660 AHL grads begin 2018-19 season on NHL rosters

Photo: Vincent Ethier/Icon Sportswire via Getty Images

SPRINGFIELD, Mass. … As the National Hockey League opens its 2018-19 season today, the American Hockey League is proud to have 660 graduates across the NHL’s 31 opening-day rosters, making up more than 83 percent of the NHL’s initial player pool to begin its campaign.

Several of last year’s notable AHL players have made the jump to the NHL as the new season gets underway. Six members of the 2018 Calder Cup champion Toronto Marlies begin the year with the parent Toronto Maple Leafs, including playoff MVP Andreas Johnsson and Baz Bastien Award winner Garret Sparks. Jacob MacDonald, like Sparks a First Team AHL All-Star last season, is poised to make his NHL debut with the Florida Panthers, and Valentin Zykov, who captured the Willie Marshall Award after leading the AHL in goal-scoring last season, begins the season with the Carolina Hurricanes.

The NHL’s active opening-night rosters also feature 11 players who participated in the 2018 AHL All-Star Classic, including Arizona’s Dylan Strome, Buffalo’s Linus Ullmark, Calgary’s Austin Czarnik, Carolina’s Warren Foegele, Edmonton’s Ty Rattie, Philadelphia’s Oskar Lindblom, Pittsburgh’s Daniel Sprong and Toronto’s Justin Holl.

Twenty-three of the NHL’s 31 head coaches were AHL bench bosses earlier in their careers, including the New York Islanders’ Barry Trotz, Pittsburgh’s Mike Sullivan, Nashville’s Peter Laviolette, Chicago’s Joel Quenneville, Toronto’s Mike Babcock, Anaheim’s Randy Carlyle, Montreal’s Claude Julien and Columbus’s John Tortorella, all former Stanley Cup champions.
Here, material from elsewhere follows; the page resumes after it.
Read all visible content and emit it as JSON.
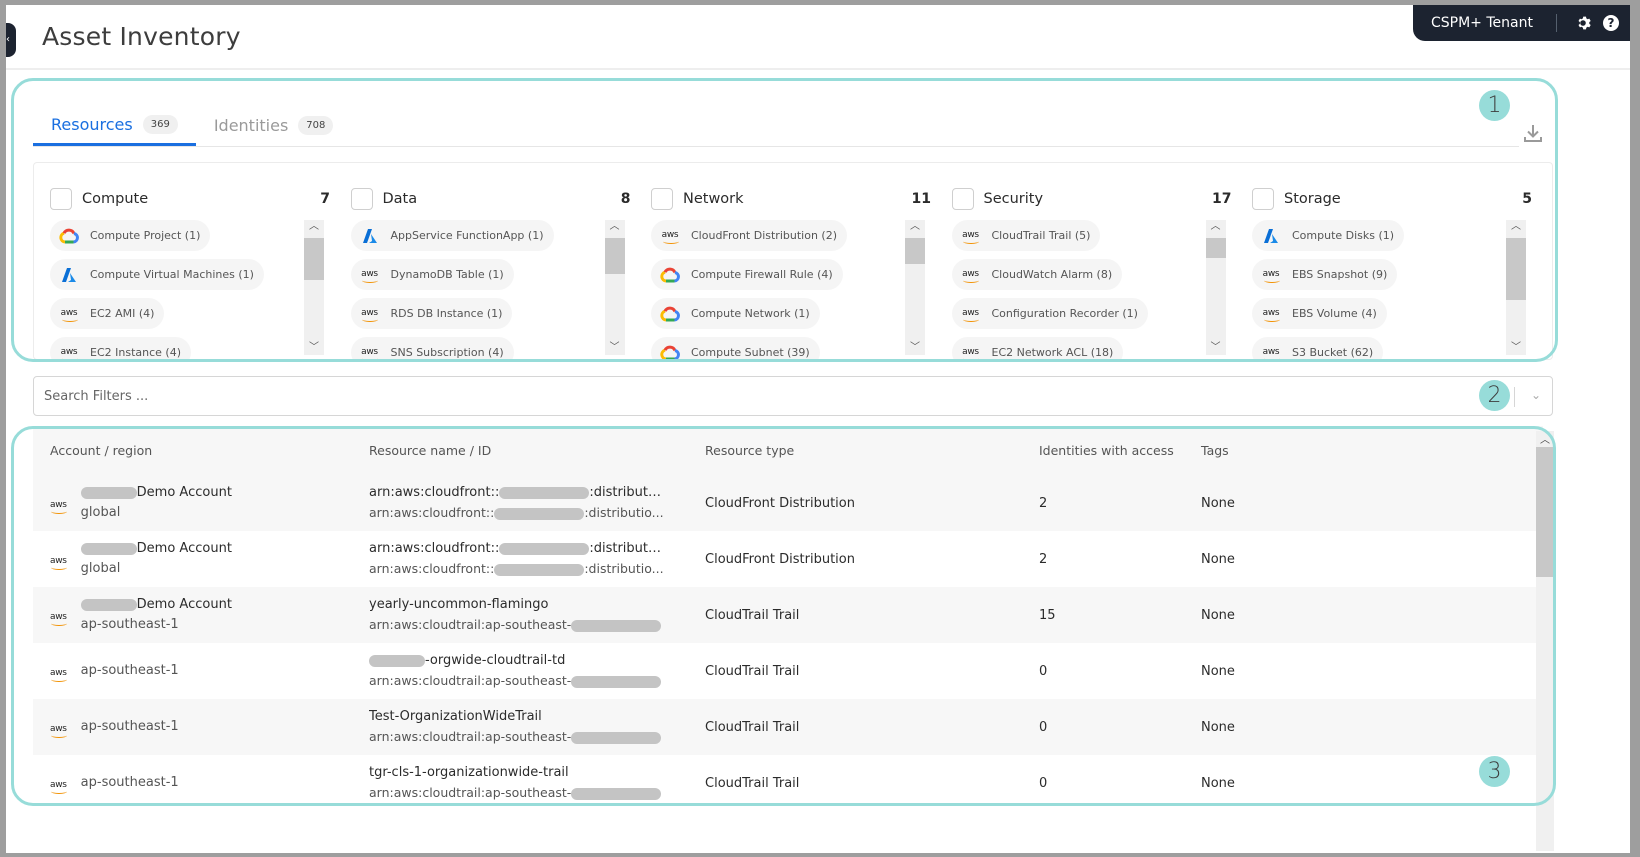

Among the NHL stars who developed their skills in the American Hockey League are reigning Hart Trophy winner Taylor Hall of the New Jersey Devils; 2017-18 Vezina Trophy winner Pekka Rinne of the Nashville Predators; 2017-18 First Team NHL All-Star Nikita Kucherov of the Tampa Bay Lightning; and former AHL All-Stars such as Nashville’s P.K. Subban, Winnipeg’s Connor Hellebuyck, and Braden Holtby and John Carlson of the Stanley Cup champion Washington Capitals.

Last season, 856 AHL alumni played in the National Hockey League – 86.9 percent of all NHL players – including 328 who skated in both leagues last year alone.

In operation since 1936, the AHL serves as the top development league for the players, coaches, managers, executives, broadcasters and officials of the National Hockey League and its 31 teams. The AHL’s 83rd season begins Friday, October 5.